Key technology for the energy transition

What does this mean? Over the entire process from the generation of energy, its storage, possible transport and the renewed conversion of hydrogen into electricity, only about a quarter to a third arrives in the application.[13] This point of criticism is often cited. However, it has nothing to do with the efficiency of the fuel cell or, in this case, the efficiency of the hydrogen fuel cell. In fact, this circumstance has no influence on the efficiency of the fuel cell. In addition, the issue recedes into the background in the case of so-called "green hydrogen". This is because this form of hydrogen is produced in a climate-neutral way. Only electricity from renewable sources is used in its production. For example, from wind and sun. Electrical energy is subsequently converted into chemical energy. Electricity can be stored. This storage option is an essential building block in the finalization of the energy transition. With electricity storage, energy is delivered to where it is needed. This makes the supply more decentralized.

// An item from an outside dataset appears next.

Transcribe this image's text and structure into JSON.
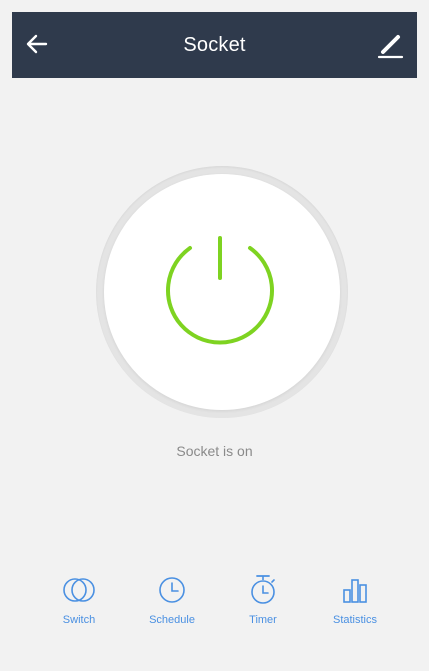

Fuel cells do not necessarily rely on hydrogen as a fuel. Direct methanol fuel cells are just as much in demand. They are operated with methanol, which gives them their name. The efficiency of direct methanol fuel cells is also in the range of 40 percent. With the EFOY, EFOY Pro, EMILY, and JENNY, SFC Energy offers methanol fuel cells with high efficiencies, which are used by industrial as well as governmental organizations, e.g. for traffic control systems, measuring and weather stations, or civil surveillance technology. In the consumer sector, they are used in motor homes and boats. It is impressive to see how versatile fuel cells are. The efficiency of the fuel cell is just one of its many advantages.